Meta said it would appeal the decision.
“This decision ignores the realities of the thriving European market for online classified listing services and shields large incumbent companies from a new entrant, Facebook Marketplace, that meets consumer demand in innovative and convenient new ways,” the company said in a blog post.
The European Commission, which serves as the bloc’s top antitrust enforcer, launched an investigation in 2021 into whether the tech giant was violating regional competition rules, specifically looking at the role Marketplace played in maintaining its dominance. Reuters reported in July that Meta was expected to be fined as a result of the probe.
Last year, Meta agreed to limit what data from its other business it uses to fuel Facebook Marketplace to settle similar complaints from Britain’s competition authority.

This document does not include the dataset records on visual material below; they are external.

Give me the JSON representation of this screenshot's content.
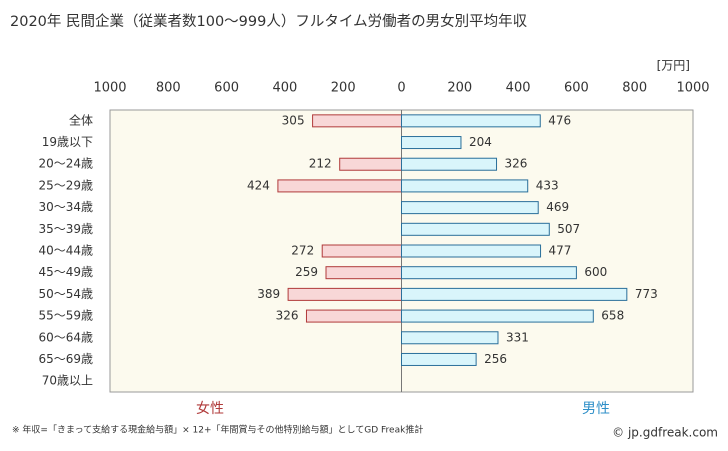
{
  "chart_data": {
    "type": "butterfly-bar",
    "title": "2020年 民間企業（従業者数100〜999人）フルタイム労働者の男女別平均年収",
    "unit": "[万円]",
    "categories": [
      "全体",
      "19歳以下",
      "20〜24歳",
      "25〜29歳",
      "30〜34歳",
      "35〜39歳",
      "40〜44歳",
      "45〜49歳",
      "50〜54歳",
      "55〜59歳",
      "60〜64歳",
      "65〜69歳",
      "70歳以上"
    ],
    "series": [
      {
        "name": "女性",
        "side": "left",
        "color": "#f8d7d7",
        "edge": "#b03a3a",
        "label_color": "#b03a3a",
        "values": [
          305,
          null,
          212,
          424,
          null,
          null,
          272,
          259,
          389,
          326,
          null,
          null,
          null
        ]
      },
      {
        "name": "男性",
        "side": "right",
        "color": "#d9f5fb",
        "edge": "#2a6f9a",
        "label_color": "#2e8fc8",
        "values": [
          476,
          204,
          326,
          433,
          469,
          507,
          477,
          600,
          773,
          658,
          331,
          256,
          null
        ]
      }
    ],
    "xlim": [
      -1000,
      1000
    ],
    "xticks": [
      {
        "value": -1000,
        "label": "1000"
      },
      {
        "value": -800,
        "label": "800"
      },
      {
        "value": -600,
        "label": "600"
      },
      {
        "value": -400,
        "label": "400"
      },
      {
        "value": -200,
        "label": "200"
      },
      0,
      200,
      400,
      600,
      800,
      1000
    ],
    "footnote": "※ 年収=「きまって支給する現金給与額」× 12+「年間賞与その他特別給与額」としてGD Freak推計",
    "source": "© jp.gdfreak.com"
  }
}
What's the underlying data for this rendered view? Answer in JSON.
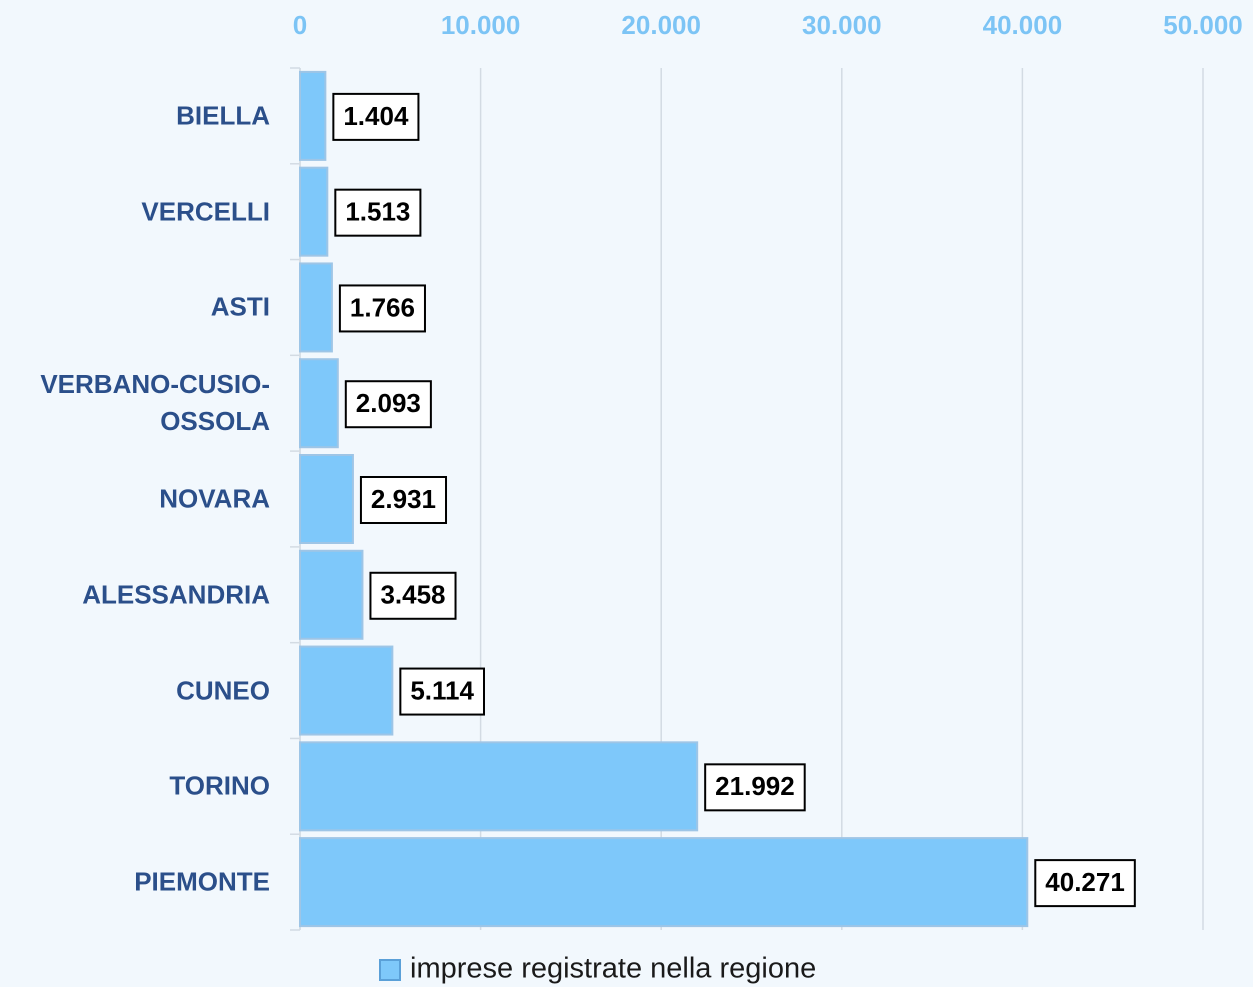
{
  "chart_data": {
    "type": "bar",
    "orientation": "horizontal",
    "categories": [
      "BIELLA",
      "VERCELLI",
      "ASTI",
      "VERBANO-CUSIO-OSSOLA",
      "NOVARA",
      "ALESSANDRIA",
      "CUNEO",
      "TORINO",
      "PIEMONTE"
    ],
    "series": [
      {
        "name": "imprese registrate nella regione",
        "color": "#7ec8fa",
        "values": [
          1404,
          1513,
          1766,
          2093,
          2931,
          3458,
          5114,
          21992,
          40271
        ],
        "value_labels": [
          "1.404",
          "1.513",
          "1.766",
          "2.093",
          "2.931",
          "3.458",
          "5.114",
          "21.992",
          "40.271"
        ]
      }
    ],
    "xlim": [
      0,
      50000
    ],
    "xticks": [
      0,
      {
        "value": 10000,
        "label": "10.000"
      },
      {
        "value": 20000,
        "label": "20.000"
      },
      {
        "value": 30000,
        "label": "30.000"
      },
      {
        "value": 40000,
        "label": "40.000"
      },
      {
        "value": 50000,
        "label": "50.000"
      }
    ],
    "grid": true,
    "legend": "bottom"
  }
}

European enforcers in July separately accused Meta of violating their sweeping new competition rule book, the Digital Markets Act, by forcing users across its platforms to decide whether to pay to skip ads. The regulations, which took effect in March, represent the most significant global attempt to place new guardrails on competitive abuses in the tech sector.
Meta announced this week that it plans to reduce the subscription cost it would charge for users not to see ads in the EU, and that those who choose to use its site without paying would see fewer personalised ads.
“However, we remain committed to personalised advertising, which will always be the cornerstone of a free and inclusive internet,” the company said.